Susan tenía la impresión de que los ojos de Jane Clausen eran cada día más grandes. Aquella mañana irradiaban luminosidad, y sin embargo su expresión era serena. Apenas unos días atrás eran tan tristes, pensó Susan, pero ahora son distintos, como si supiera lo que le espera y lo hubiese aceptado.
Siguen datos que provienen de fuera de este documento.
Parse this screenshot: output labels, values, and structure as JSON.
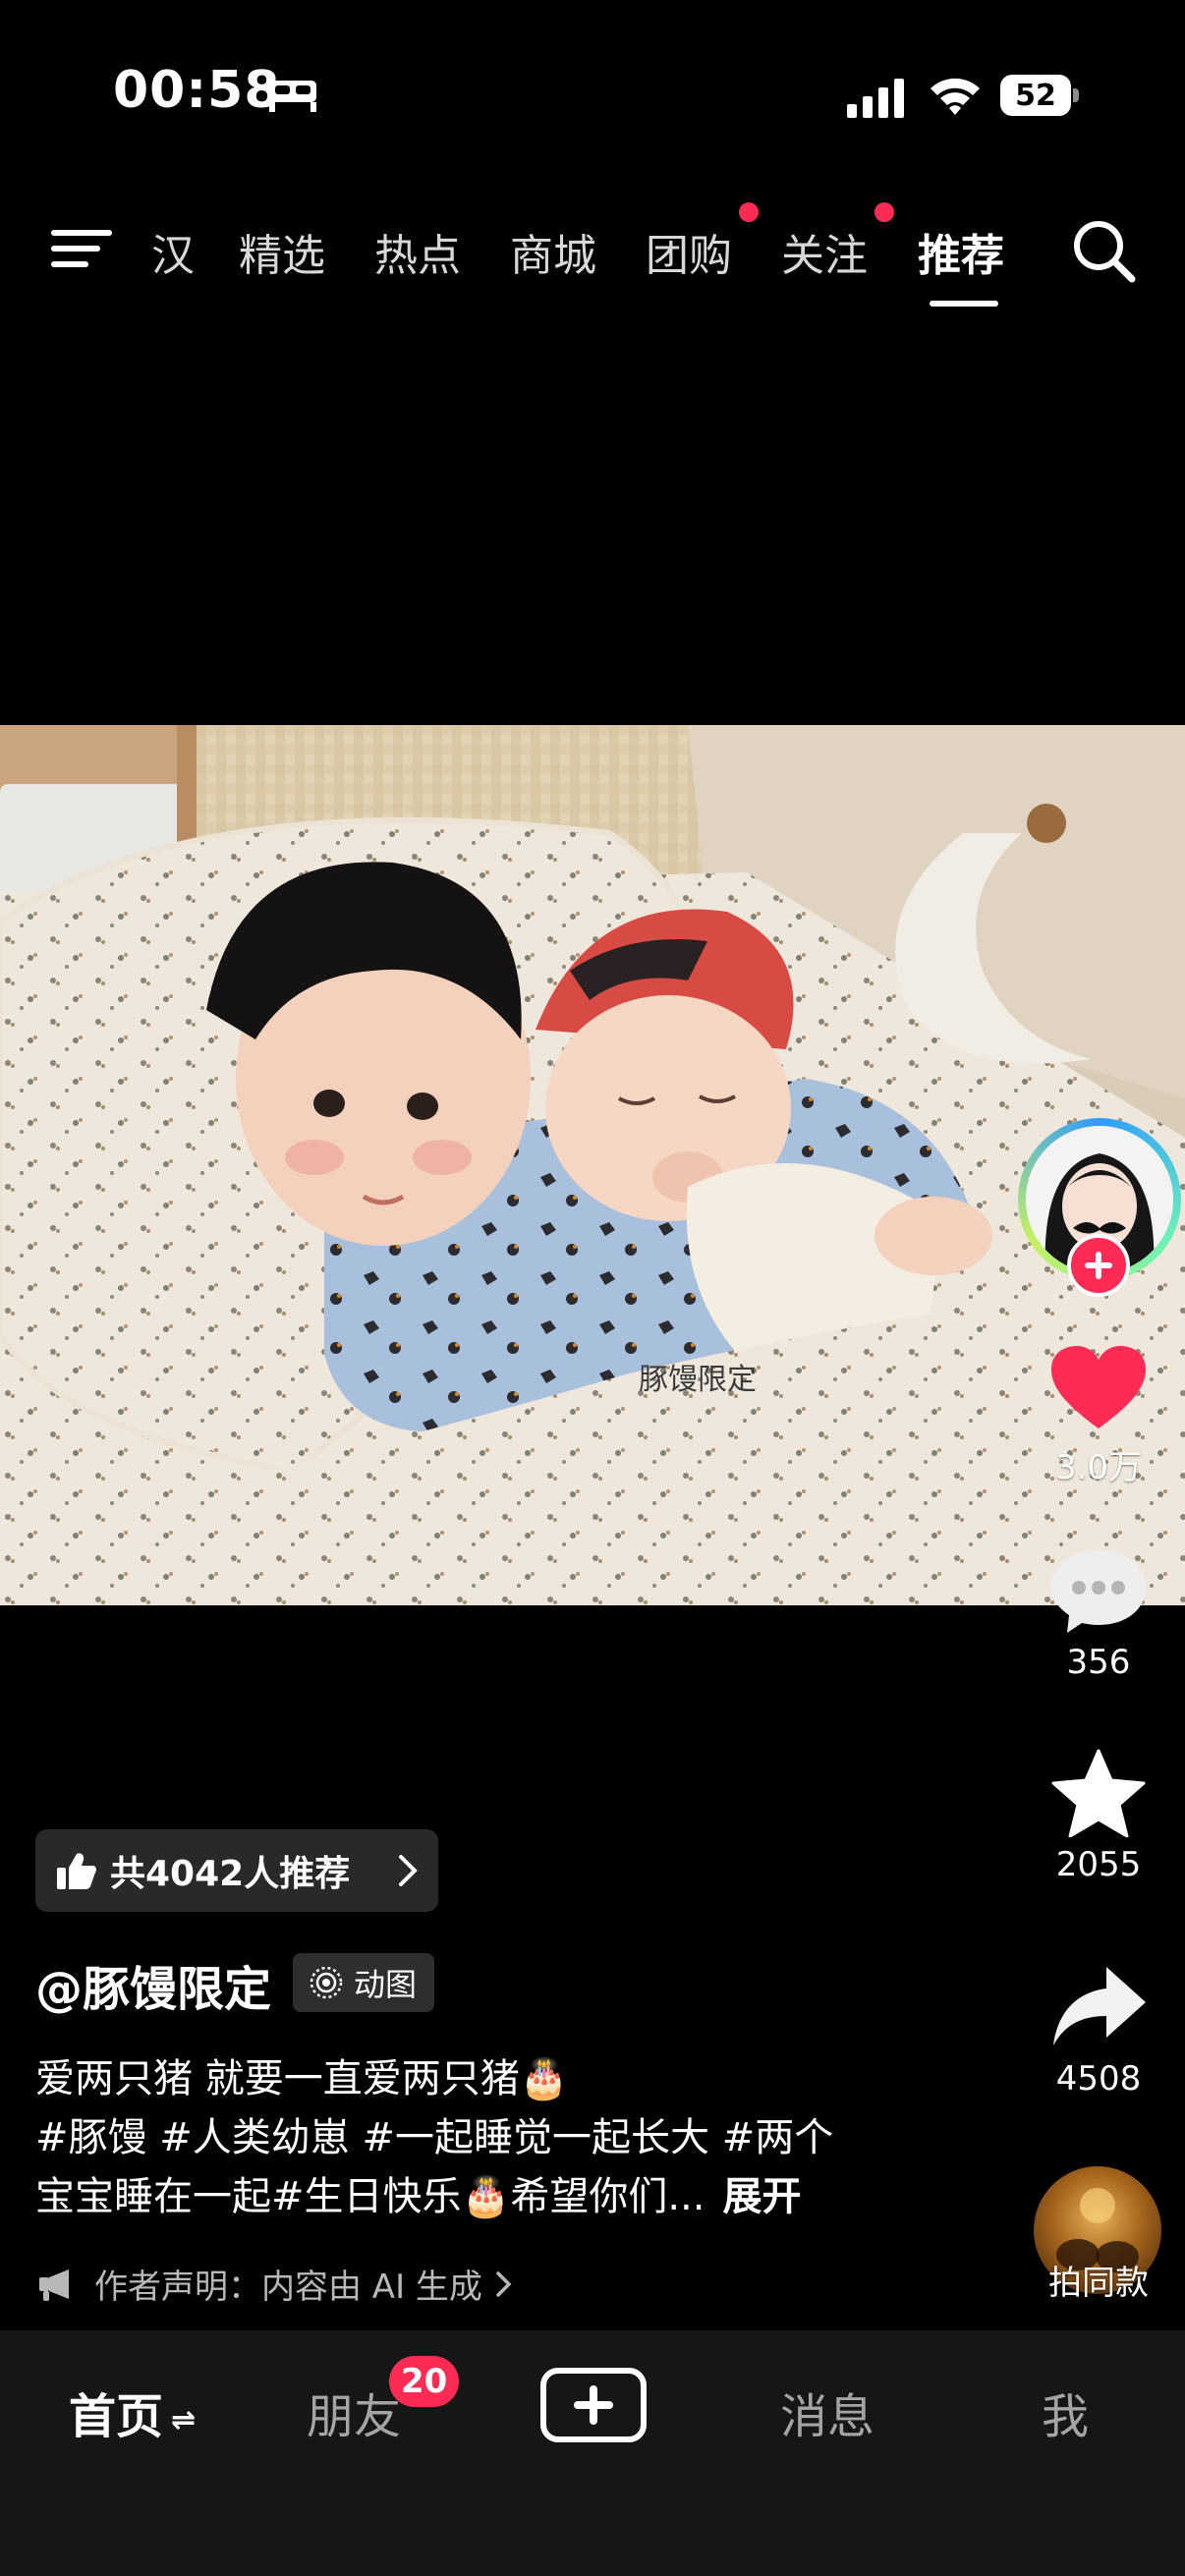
{
  "status_bar": {
    "time": "00:58",
    "battery": "52",
    "icons": [
      "bed-icon",
      "signal-icon",
      "wifi-icon",
      "battery-icon"
    ]
  },
  "top_nav": {
    "tabs": [
      {
        "label": "汉",
        "badge": false
      },
      {
        "label": "精选",
        "badge": false
      },
      {
        "label": "热点",
        "badge": false
      },
      {
        "label": "商城",
        "badge": false
      },
      {
        "label": "团购",
        "badge": true
      },
      {
        "label": "关注",
        "badge": true
      },
      {
        "label": "推荐",
        "badge": false,
        "active": true
      }
    ],
    "menu_icon": "menu-icon",
    "search_icon": "search-icon"
  },
  "video": {
    "watermark": "豚馒限定"
  },
  "actions": {
    "likes": "3.0万",
    "comments": "356",
    "favorites": "2055",
    "shares": "4508",
    "same_style": "拍同款"
  },
  "info": {
    "recommend": "共4042人推荐",
    "author": "@豚馒限定",
    "badge": "动图",
    "caption_lines": [
      "爱两只猪 就要一直爱两只猪🎂",
      "#豚馒 #人类幼崽 #一起睡觉一起长大 #两个",
      "宝宝睡在一起#生日快乐🎂希望你们..."
    ],
    "expand": "展开",
    "declaration": "作者声明：内容由 AI 生成"
  },
  "bottom_nav": {
    "home": "首页",
    "friends": "朋友",
    "friends_badge": "20",
    "messages": "消息",
    "me": "我"
  },
  "colors": {
    "accent": "#fe2c55",
    "background": "#000000",
    "bottom_bar": "#161616"
  }
}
Susan aguardó el momento oportuno para exponerle su siguiente solicitud, pero se percató de que lo mejor sería dejar las explicaciones para más adelante.
—Señora Clausen, he traído una cámara. ¿Le importaría que sacara unas Polaroids del dibujo del orfanato?
Jane Clausen se acomodó el chal antes de responder.
—¿Tiene algún motivo para querer hacerlo, Susan? ¿De qué se trata?
—¿Me permite que se lo cuente mañana?
—Preferiría saberlo ahora, pero puedo esperar; además será agradable saber que vendrá otra vez a visitarme. Pero antes de irse dígame una cosa: ¿ha tenido noticias de la muchacha que llamó a su programa el lunes por la mañana, la que dijo que tenía un anillo de turquesas como el que perteneció a Regina?
Susan contestó con cuidado.
—¿Se refiere a Karen? Sí y no. Su verdadero nombre es Carolyn Wells. Resultó herida de gravedad pocas horas después de la llamada, y no he podido hablar con ella porque está en coma.
—Qué terrible.
—Pronuncia una y otra vez el nombre de alguien llamado Win. Creo que puede tratarse del hombre que conoció durante el crucero, pero no he podido confirmarlo. Señora Clausen, ¿Regina le telefoneó alguna vez desde el Gabrielle?
—Varias veces.
—¿Mencionó a alguien que se llamara Win?
—No, nunca se refirió a nadie por su nombre.
Susan advirtió fatiga en la voz de la señora Clausen.
—Voy a sacar las fotos y me marcho —dijo—. La dejaré en paz en cuestión de minutos. Necesita reposo.
Jane Clausen cerró los ojos.
—La medicación me produce una horrible somnolencia.
El dibujo estaba apoyado sobre la cómoda que había frente a la cama. Susan sacó cuatro instantáneas con flash y esperó a que se revelaran una tras otra. Satisfecha del resultado, volvió a meter la cámara en el bolso y se encaminó silenciosamente hacia la puerta.
—Adiós, Susan —dijo Jane Clausen con voz soñolienta—. ¿Sabe una cosa?… Me ha recordado algo muy grato. En mi puesta de largo, uno de mis acompañantes era un joven muy apuesto que se llamaba Owen. Hacía años que no pensaba en él, por entonces estaba loca por él. Naturalmente, de eso hace ya mucho tiempo.
Owen, pensó Susan. ¡Dios mío, eso es lo que está diciendo Carolyn!: no «Oh Win», sino Owen.
En la lista de pasajeros del Seagodiva figuraba un Owen Adams. Era el primer hombre que había identificado del grupo de los que viajaban sin esposa.
Veinte minutos después, Susan entró apresurada a su apartamento, corrió al escritorio y cogió la lista de pasajeros del Gabrielle. No figuraba ningún Owen Adams en la lista, pero al darse cuenta de que el hombre que buscaba era probable que viajara con nombre supuesto, siguió repasando toda la lista de pasajeros.
Ya había llegado casi al final cuando lo encontró. Uno de los pocos pasajeros cuyo segundo nombre aparecía en la lista era Henry Owen Young. Tiene que haber una relación, pensó.